Brüssel sagt wirtschaftlichen Ungleichgewichten den Kampf an
14.02.2012 | 21:41 Uhr 2012-02-14T21:41:28+0100Neben zu hohen Schulden hat Brüssel auch großen wirtschaftlichen Ungleichgewichten in den Mitgliedsstaaten den Kampf angesagt. EU-Währungskommissar Olli Rehn wird gleich zwölf Länder wegen einer Schieflage genauer überprüfen, wie er am Dienstag in Straßburg ankündigte. Deutschland, das seit Jahren einen hohen Leistungsbilanzüberschuss erwirtschaftet, droht vorerst kein Ungleichgewichtsverfahren.

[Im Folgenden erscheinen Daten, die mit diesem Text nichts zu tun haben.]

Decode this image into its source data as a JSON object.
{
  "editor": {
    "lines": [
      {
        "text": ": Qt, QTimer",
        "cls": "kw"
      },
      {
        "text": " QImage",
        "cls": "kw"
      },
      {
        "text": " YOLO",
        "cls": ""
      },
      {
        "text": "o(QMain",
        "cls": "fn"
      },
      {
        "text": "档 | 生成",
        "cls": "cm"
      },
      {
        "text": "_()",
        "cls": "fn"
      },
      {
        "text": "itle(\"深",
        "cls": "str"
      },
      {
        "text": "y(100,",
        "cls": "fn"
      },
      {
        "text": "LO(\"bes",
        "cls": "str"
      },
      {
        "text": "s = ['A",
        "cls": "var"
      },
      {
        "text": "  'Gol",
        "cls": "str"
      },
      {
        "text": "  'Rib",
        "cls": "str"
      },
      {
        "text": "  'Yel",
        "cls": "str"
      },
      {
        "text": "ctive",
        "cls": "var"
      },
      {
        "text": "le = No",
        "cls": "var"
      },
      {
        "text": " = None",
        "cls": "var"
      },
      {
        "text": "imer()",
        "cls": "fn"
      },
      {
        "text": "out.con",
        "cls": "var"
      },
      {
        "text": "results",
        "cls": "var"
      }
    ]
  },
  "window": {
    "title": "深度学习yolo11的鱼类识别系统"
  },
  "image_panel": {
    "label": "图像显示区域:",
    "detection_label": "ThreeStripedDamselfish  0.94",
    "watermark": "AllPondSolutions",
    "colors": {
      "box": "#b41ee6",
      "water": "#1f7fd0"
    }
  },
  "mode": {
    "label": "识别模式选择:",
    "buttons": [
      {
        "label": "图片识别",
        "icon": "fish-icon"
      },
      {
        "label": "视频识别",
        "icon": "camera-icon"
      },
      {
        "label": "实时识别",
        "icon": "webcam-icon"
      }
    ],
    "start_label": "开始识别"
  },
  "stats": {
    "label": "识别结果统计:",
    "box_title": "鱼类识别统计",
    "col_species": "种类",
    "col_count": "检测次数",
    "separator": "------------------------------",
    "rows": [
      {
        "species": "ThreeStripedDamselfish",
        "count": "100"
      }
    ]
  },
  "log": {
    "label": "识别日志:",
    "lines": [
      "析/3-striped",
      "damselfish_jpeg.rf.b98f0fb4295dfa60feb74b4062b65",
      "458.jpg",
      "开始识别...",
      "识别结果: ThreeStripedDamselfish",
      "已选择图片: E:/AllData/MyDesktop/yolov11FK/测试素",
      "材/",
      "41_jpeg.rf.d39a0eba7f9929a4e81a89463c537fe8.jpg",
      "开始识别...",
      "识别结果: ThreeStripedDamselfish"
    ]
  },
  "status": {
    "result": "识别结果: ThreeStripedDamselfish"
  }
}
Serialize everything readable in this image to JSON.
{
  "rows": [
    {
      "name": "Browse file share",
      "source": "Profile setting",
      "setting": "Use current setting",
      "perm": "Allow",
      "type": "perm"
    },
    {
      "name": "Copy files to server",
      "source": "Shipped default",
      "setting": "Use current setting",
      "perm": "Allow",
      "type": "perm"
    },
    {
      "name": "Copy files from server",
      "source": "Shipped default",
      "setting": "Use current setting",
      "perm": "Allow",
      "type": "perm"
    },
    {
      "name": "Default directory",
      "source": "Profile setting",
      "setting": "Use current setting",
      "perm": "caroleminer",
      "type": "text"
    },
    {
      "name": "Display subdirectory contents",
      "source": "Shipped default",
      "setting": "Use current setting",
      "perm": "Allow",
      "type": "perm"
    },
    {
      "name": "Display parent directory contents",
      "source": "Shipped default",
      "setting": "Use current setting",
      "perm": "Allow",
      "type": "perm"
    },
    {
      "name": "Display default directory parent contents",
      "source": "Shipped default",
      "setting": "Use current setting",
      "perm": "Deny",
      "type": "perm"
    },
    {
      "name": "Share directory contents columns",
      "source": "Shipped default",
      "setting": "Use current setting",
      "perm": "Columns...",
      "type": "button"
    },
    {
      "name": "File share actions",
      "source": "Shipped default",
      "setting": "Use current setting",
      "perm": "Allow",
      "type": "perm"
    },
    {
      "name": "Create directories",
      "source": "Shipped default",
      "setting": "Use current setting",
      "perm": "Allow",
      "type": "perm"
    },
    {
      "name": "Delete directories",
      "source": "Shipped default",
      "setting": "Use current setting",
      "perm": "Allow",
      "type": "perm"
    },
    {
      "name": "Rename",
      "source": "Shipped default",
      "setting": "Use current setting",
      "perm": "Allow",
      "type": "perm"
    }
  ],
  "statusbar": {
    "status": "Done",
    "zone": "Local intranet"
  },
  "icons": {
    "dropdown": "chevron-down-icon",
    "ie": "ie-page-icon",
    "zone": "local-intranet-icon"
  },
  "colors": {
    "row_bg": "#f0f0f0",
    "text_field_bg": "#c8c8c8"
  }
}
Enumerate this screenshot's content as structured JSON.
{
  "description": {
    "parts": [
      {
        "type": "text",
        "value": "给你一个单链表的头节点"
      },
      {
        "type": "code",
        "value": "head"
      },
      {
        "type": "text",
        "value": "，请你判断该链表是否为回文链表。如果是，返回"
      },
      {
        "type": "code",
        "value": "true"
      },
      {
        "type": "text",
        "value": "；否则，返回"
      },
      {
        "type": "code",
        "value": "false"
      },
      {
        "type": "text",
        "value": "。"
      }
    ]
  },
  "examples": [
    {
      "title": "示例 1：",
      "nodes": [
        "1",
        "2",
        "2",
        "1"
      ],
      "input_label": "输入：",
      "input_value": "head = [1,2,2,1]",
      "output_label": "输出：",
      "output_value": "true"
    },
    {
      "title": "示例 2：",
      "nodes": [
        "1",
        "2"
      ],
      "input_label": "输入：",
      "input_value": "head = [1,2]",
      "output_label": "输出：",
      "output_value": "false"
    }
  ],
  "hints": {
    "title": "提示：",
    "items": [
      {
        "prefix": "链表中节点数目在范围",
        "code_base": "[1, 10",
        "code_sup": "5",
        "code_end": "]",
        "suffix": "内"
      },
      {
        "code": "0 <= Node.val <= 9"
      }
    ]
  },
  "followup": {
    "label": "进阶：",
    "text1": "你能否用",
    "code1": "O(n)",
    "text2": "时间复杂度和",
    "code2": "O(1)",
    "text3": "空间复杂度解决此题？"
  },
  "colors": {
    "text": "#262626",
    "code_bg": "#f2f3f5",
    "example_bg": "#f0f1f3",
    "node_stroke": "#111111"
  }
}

Straßburg (dapd). Neben zu hohen Schulden hat Brüssel auch großen wirtschaftlichen Ungleichgewichten in den Mitgliedsstaaten den Kampf angesagt. EU-Währungskommissar Olli Rehn wird gleich zwölf Länder wegen einer Schieflage genauer überprüfen, wie er am Dienstag in Straßburg ankündigte. Deutschland, das seit Jahren einen hohen Leistungsbilanzüberschuss erwirtschaftet, droht vorerst kein Ungleichgewichtsverfahren.
Auf Korrekturauflagen müssen sich aber Frankreich, Großbritannien und Belgien gefasst machen. In den drei Ländern gäben eine hohe Gesamtverschuldung sowie Verluste beim Export-Anteil Anlass zur Sorge, sagte Rehn. In Italien sei es neben der Verschuldung das geringe Wachstumspotenzial. In den Nordländern Dänemark, Schweden und Finnland sieht die Kommission die Gefahr von Immobilienblasen aufziehen. Unter die Lupe nehmen will Rehn überdies Spanien, Bulgarien, Slowenien, Ungarn und Zypern.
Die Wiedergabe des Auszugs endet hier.